Wiadomo - jak to w życiu raz z górki raz pod górke...

A ja w końcu wylądowałam chora w łózku.
Od kilku dni jakoś tak mnie gardło podszczypywało ale tylko w nocy i rano wiec jak juz wstawałam to zapominalam coś sobie wziąć... No i dziś w nocy juz na max'a chora sie obudziłam wiec Ł karmił przewijał itd....
Teraz eksmitowałam sie do gościnnego pokoju, łyknełam garsć tabletek, amol na szyje wraz z szalikiem i modle sie zeby to dalej sie nie posuneło... Z nosa leci ciurkiem, gardło boli, a do tego czuję sie jakby mnie ktoś walcem przejechał :confused2::confused2::confused2:
Ł tez jakoś niewyrażnie wiec też sobie zaaplikował co trzeba...
No i przez najbliższe 2-3dni nie mam zamiaru wogóle do małej sie zbliżać - swoja drogą ciekawe czy mi sie to uda...tzn chodzi mi o zajmowanie sie nia bo ze przy pierwsze lepszej okazji polece ją chociaz pogłaskac to wiadomo... :tak::-D
 
Kasiu, masz talent!

Ja wczoraj z Zulką też byłyśmy 2 godziny na spacerku. Później tak mnie plecy bolały, że musiałam na brzuchu poleżeć, bo myślałam, że kręgosłup mi odpadnie. Tak w ogóle, to patrzyli na mnie jak na dziwadlo, jak zobaczyli, że dziecko w chuście niosę... Jedna babka nawet (około 50) zaczepiła mnie i powiedziała, że dziecko uduszę :sorry: :sorry:

A Ewelia chyba dzisiaj obchodzi rocznicę ślubu ;-) Wszystkiego naj Wam :tak:
 
reklama
cześć :-)
Amelka właśnie zasneła to mam chwilke na buszowanie :-)
troszke mnie nie było ale to przez pogode :-p jest piekna wiosenna wczoraj z Amelka spędziłyśmy cały dzień na spacerkach :-) byłysmy na zakupach obkupiłyśmy sie jak szalone :-)
wczoraj też przyszedł nowy boks dokupilismy materacyk i młoda leży i zachwyca oczka kwiatuszkami :-)
dzisiaj w planach tez spacerek bo pogoda zapowiada się b.ładna :-)
a w niedziele zaczynamy nowe papu, Amelka dostanie swoją pierwszą marcheweczke :-) ostatnio dałam jej polizac chlebka z masełkiem na poczatku jej nie przypasowało ale pozniej .. był płacz bo ona chciala tylko chlebek lizać...odwróciłam jej uwage zabawkami i zapomniała :-)

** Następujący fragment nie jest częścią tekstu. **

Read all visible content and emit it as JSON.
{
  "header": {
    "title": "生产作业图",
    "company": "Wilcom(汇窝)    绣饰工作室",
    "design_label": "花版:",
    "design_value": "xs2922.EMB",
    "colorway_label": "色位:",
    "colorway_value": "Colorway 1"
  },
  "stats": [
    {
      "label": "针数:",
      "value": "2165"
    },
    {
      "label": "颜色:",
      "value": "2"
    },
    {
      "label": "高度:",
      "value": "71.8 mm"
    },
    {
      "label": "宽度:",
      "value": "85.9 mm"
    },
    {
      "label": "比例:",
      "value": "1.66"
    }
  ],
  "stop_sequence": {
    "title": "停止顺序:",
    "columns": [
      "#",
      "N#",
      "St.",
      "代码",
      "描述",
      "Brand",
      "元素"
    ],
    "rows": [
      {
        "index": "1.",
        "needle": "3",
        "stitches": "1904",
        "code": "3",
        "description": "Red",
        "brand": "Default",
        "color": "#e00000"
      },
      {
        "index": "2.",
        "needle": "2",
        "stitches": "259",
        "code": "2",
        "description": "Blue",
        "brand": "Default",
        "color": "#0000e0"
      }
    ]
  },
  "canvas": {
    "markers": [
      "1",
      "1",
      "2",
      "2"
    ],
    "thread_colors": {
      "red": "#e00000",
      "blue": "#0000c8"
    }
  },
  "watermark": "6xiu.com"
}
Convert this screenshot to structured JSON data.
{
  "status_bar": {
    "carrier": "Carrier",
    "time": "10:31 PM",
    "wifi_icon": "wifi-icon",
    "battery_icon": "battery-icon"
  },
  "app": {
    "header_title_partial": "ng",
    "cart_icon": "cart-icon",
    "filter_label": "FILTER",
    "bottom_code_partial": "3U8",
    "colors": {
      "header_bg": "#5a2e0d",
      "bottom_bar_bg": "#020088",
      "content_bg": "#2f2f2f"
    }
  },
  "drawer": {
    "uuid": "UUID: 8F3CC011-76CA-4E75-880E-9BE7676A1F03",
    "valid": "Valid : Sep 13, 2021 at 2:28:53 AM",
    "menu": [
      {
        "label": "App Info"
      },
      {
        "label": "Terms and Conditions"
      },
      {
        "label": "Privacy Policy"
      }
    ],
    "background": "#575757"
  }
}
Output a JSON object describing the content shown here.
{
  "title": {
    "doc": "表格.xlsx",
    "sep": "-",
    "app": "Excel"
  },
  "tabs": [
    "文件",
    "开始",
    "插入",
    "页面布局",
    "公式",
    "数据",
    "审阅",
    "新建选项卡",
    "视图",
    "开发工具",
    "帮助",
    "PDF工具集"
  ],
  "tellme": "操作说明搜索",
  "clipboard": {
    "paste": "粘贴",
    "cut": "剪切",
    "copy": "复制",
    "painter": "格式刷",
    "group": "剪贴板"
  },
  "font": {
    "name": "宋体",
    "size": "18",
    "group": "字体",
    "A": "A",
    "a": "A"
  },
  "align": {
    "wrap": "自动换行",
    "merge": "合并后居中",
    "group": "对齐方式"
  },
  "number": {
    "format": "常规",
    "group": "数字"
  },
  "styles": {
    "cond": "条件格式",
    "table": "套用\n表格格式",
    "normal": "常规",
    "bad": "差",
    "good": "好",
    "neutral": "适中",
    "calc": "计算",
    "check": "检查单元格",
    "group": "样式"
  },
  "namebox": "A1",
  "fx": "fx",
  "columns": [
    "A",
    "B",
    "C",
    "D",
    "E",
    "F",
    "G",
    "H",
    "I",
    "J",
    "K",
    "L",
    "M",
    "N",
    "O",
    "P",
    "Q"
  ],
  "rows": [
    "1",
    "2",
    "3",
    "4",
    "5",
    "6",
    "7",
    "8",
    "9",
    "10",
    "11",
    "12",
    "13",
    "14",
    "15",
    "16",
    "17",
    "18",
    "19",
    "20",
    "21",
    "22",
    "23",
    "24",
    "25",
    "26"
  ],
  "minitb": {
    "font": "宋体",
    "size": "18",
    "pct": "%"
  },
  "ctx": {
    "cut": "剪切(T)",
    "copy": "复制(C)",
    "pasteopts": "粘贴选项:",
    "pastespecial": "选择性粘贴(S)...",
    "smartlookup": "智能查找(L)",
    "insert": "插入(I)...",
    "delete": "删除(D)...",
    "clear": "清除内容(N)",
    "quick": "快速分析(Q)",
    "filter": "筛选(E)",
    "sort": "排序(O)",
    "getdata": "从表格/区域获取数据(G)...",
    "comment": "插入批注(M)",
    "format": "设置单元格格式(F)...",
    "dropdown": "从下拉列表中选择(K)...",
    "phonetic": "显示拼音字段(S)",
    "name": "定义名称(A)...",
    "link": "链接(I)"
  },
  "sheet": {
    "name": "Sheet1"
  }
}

oglądałam wczoraj spacerówki dla małej bo niedługo przejdzie w spacerówke:-) w gondoli lezec nie chce a fotelik nie za wygodny jest na dlugie spacerki ... zastanawiamy się z mężem nad guinny buzz może któraś z was ma taki wózek?? może coś doradzicie hm? jeszcze podoba mi sie maxi cosi mura4 i 3 ale troszke cięzkie do prowadzenia jak dla mnie :eek: ale też fajne :-) najważniejsze dla mnie to to żeby siedzisko było można odwracać żebym mogła sobie popatrzeć na gwiazdeczke :-)

Kasiiula piekne :szok: Ty to masz talent... a masz jeszcze jakies swoje dzieła?? może pochwal się resztą :-)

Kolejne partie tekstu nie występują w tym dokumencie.